Options Tab

The Options tab of Data Miner Recipes is used to set global options for recipes. Since most of these options are applied to the Data preparation step, they must be set prior to starting work on a new recipe. The Save defaults button must be clicked to apply modifications to the values on this tab.

Data Miner Recipes automatically samples data for analyses on large data sets. Sampling is used when the file size is large or the number of variables times the number of cases is large. This tab contains options that define a large data set.

Element Name Description
Global Settings
Attach input file to Project Workbook on saving if file size is less than Includes the data file used in the Data preparation step in the Report on saving the project.

The data files that are 20 kilobytes or smaller are included, by default. The maximum file size that is included is 10,000 kilobytes. The input file is attached to the Project Workbook on save, but is not embedded into the Project Workbook. To review the input file after opening the project, select View data file from the Report button drop-down list (on the Steps tab).

Use default sampling Clear this check box if you want to define different values for sampling.

The large data sources are sampled when the file size is greater than 10 megabytes or the number of variables times the number of cases is greater than 200,000, by default.

Data size for efficient processing user defined
Enable automatic sampling if file size exceeds Impacts the recipe when the Use default sampling check box is cleared.

When you want to change the definition of a large data set for automatic sampling, enter the value here.
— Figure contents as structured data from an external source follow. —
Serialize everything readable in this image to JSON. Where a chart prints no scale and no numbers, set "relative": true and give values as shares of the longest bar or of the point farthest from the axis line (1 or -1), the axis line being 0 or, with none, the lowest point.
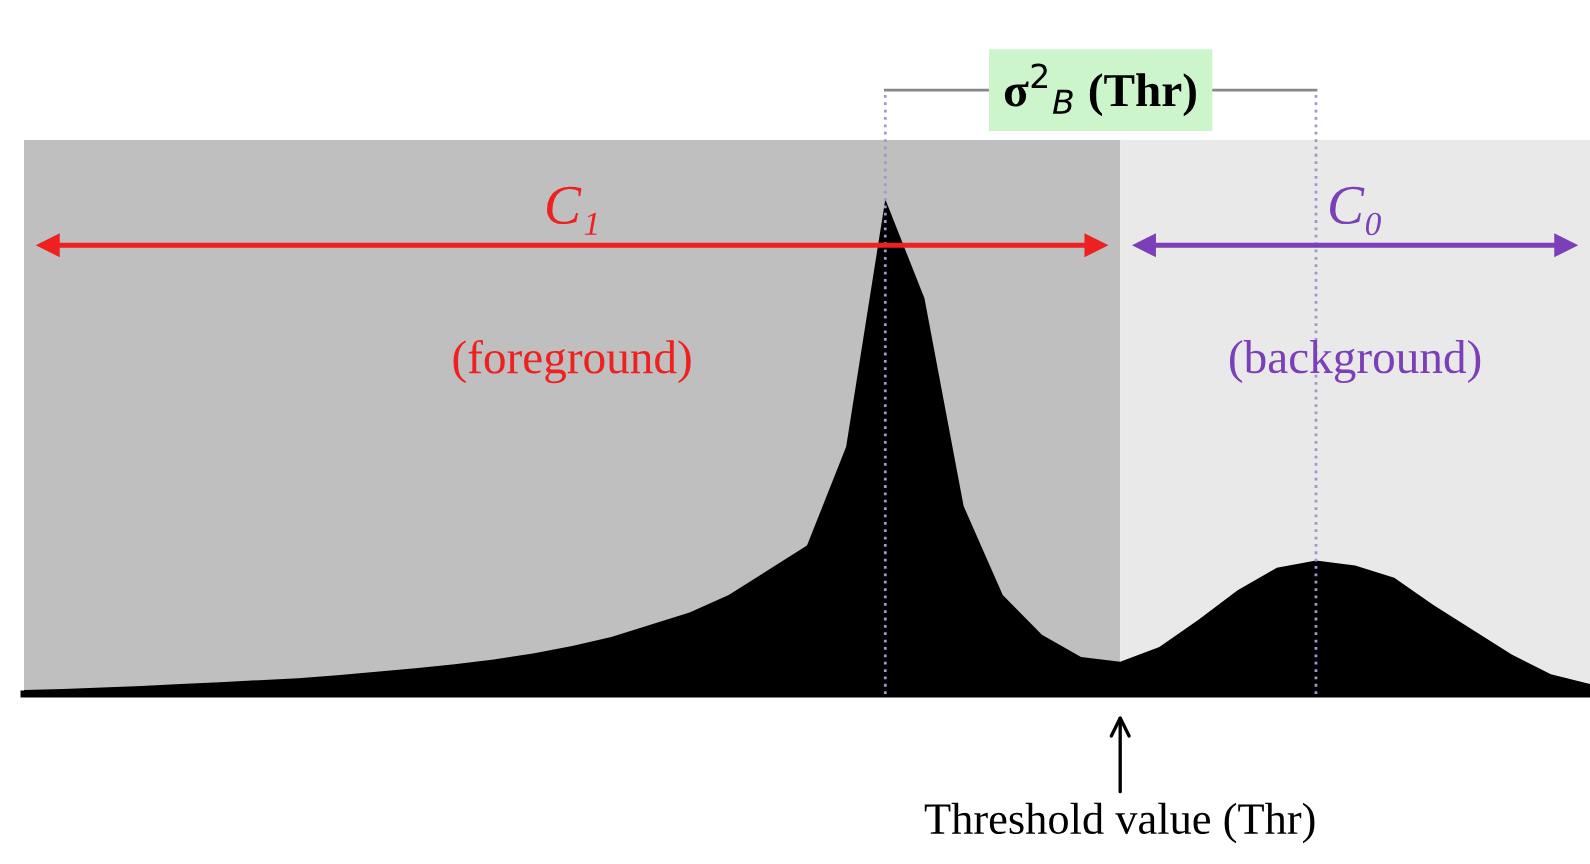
{
  "chart_data": {
    "type": "area",
    "relative": true,
    "categories": [
      null,
      null,
      null,
      null,
      null,
      null,
      null,
      null,
      null,
      null,
      null,
      null,
      null,
      null,
      null,
      null,
      null,
      null,
      null,
      null,
      null,
      null,
      null,
      null,
      null,
      null,
      null,
      null,
      null,
      null,
      null,
      null,
      null,
      null,
      null,
      null,
      null,
      null,
      null,
      null,
      null
    ],
    "series": [
      {
        "color": "#000000",
        "values": [
          0.008,
          0.01,
          0.013,
          0.016,
          0.02,
          0.024,
          0.028,
          0.032,
          0.038,
          0.045,
          0.052,
          0.06,
          0.07,
          0.082,
          0.097,
          0.115,
          0.14,
          0.165,
          0.2,
          0.25,
          0.3,
          0.5,
          1,
          0.8,
          0.38,
          0.2,
          0.12,
          0.075,
          0.065,
          0.095,
          0.15,
          0.21,
          0.255,
          0.27,
          0.26,
          0.235,
          0.18,
          0.13,
          0.08,
          0.04,
          0.02
        ]
      }
    ],
    "annotations": [
      "C₁",
      "(foreground)",
      "C₀",
      "(background)",
      "σ$^{2}$$_{B}$ (Thr)",
      "Threshold value (Thr)"
    ]
  }
}
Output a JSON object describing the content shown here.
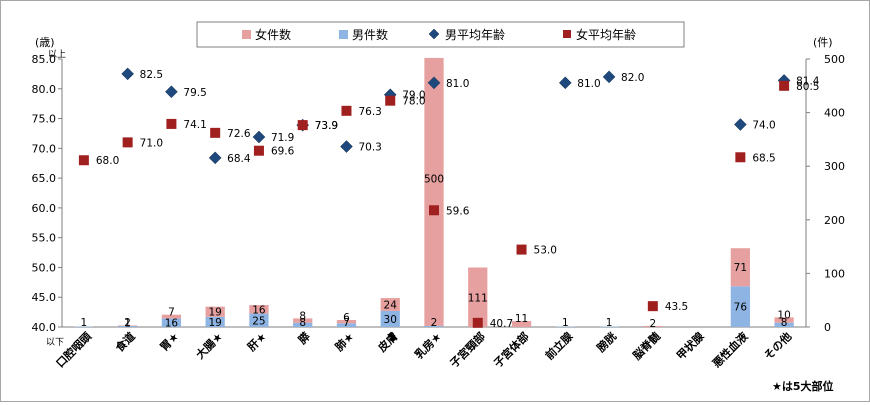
{
  "chart_data": {
    "type": "bar",
    "legend": {
      "items": [
        "女件数",
        "男件数",
        "男平均年齢",
        "女平均年齢"
      ],
      "placement": "top-center"
    },
    "categories": [
      "口腔咽頭",
      "食道",
      "胃★",
      "大腸★",
      "肝★",
      "膵",
      "肺★",
      "皮膚",
      "乳房★",
      "子宮頸部",
      "子宮体部",
      "前立腺",
      "膀胱",
      "脳脊髄",
      "甲状腺",
      "悪性血液",
      "その他"
    ],
    "series": [
      {
        "name": "男件数",
        "kind": "bar",
        "axis": "right",
        "color": "#8eb4e3",
        "values": [
          1,
          2,
          16,
          19,
          25,
          8,
          7,
          30,
          2,
          0,
          0,
          1,
          1,
          0,
          0,
          76,
          8
        ],
        "labels": [
          "1",
          "2",
          "16",
          "19",
          "25",
          "8",
          "7",
          "30",
          "2",
          "",
          "",
          "1",
          "1",
          "",
          "",
          "76",
          "8"
        ]
      },
      {
        "name": "女件数",
        "kind": "bar",
        "axis": "right",
        "color": "#e6a0a0",
        "values": [
          0,
          1,
          7,
          19,
          16,
          8,
          6,
          24,
          500,
          111,
          11,
          0,
          0,
          2,
          0,
          71,
          10
        ],
        "labels": [
          "",
          "1",
          "7",
          "19",
          "16",
          "8",
          "6",
          "24",
          "500",
          "111",
          "11",
          "",
          "",
          "2",
          "",
          "71",
          "10"
        ]
      },
      {
        "name": "男平均年齢",
        "kind": "marker",
        "marker": "diamond",
        "axis": "left",
        "color": "#1f497d",
        "values": [
          null,
          82.5,
          79.5,
          68.4,
          71.9,
          73.9,
          70.3,
          79.0,
          81.0,
          null,
          null,
          81.0,
          82.0,
          null,
          null,
          74.0,
          81.4
        ],
        "labels": [
          "",
          "82.5",
          "79.5",
          "68.4",
          "71.9",
          "73.9",
          "70.3",
          "79.0",
          "81.0",
          "",
          "",
          "81.0",
          "82.0",
          "",
          "",
          "74.0",
          "81.4"
        ]
      },
      {
        "name": "女平均年齢",
        "kind": "marker",
        "marker": "square",
        "axis": "left",
        "color": "#a02020",
        "values": [
          68.0,
          71.0,
          74.1,
          72.6,
          69.6,
          73.9,
          76.3,
          78.0,
          59.6,
          40.7,
          53.0,
          null,
          null,
          43.5,
          null,
          68.5,
          80.5
        ],
        "labels": [
          "68.0",
          "71.0",
          "74.1",
          "72.6",
          "69.6",
          "73.9",
          "76.3",
          "78.0",
          "59.6",
          "40.7",
          "53.0",
          "",
          "",
          "43.5",
          "",
          "68.5",
          "80.5"
        ]
      }
    ],
    "left_axis": {
      "unit": "(歳)",
      "min": 40,
      "max": 85,
      "step": 5,
      "ticks": [
        "40.0",
        "45.0",
        "50.0",
        "55.0",
        "60.0",
        "65.0",
        "70.0",
        "75.0",
        "80.0",
        "85.0"
      ],
      "top_note": "以上",
      "bottom_note": "以下"
    },
    "right_axis": {
      "unit": "(件)",
      "min": 0,
      "max": 500,
      "step": 100,
      "ticks": [
        "0",
        "100",
        "200",
        "300",
        "400",
        "500"
      ]
    },
    "grid": false,
    "footnote": "★は5大部位"
  }
}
It is set to 10 megabytes, by default. A large data set can be defined as 1 to 500 megabytes.

Enable automatic sampling if Number of Variables * Number of Cases exceeds Impacts the recipe when the Use default sampling check box is cleared.

When you want to change the definition of a large data set for automatic sampling, enter the value here. It is set to 200,000, by default. A large data set can be defined as 10,000 to 2,147,483,647.

Generate C/C++ code for models Creates C or C++ code for the models that are generated on the Model building step. The code is viewed in the Deployment step.
Reset defaults

Resets the values to their original settings.

Save defaults

Retains the settings for future recipes.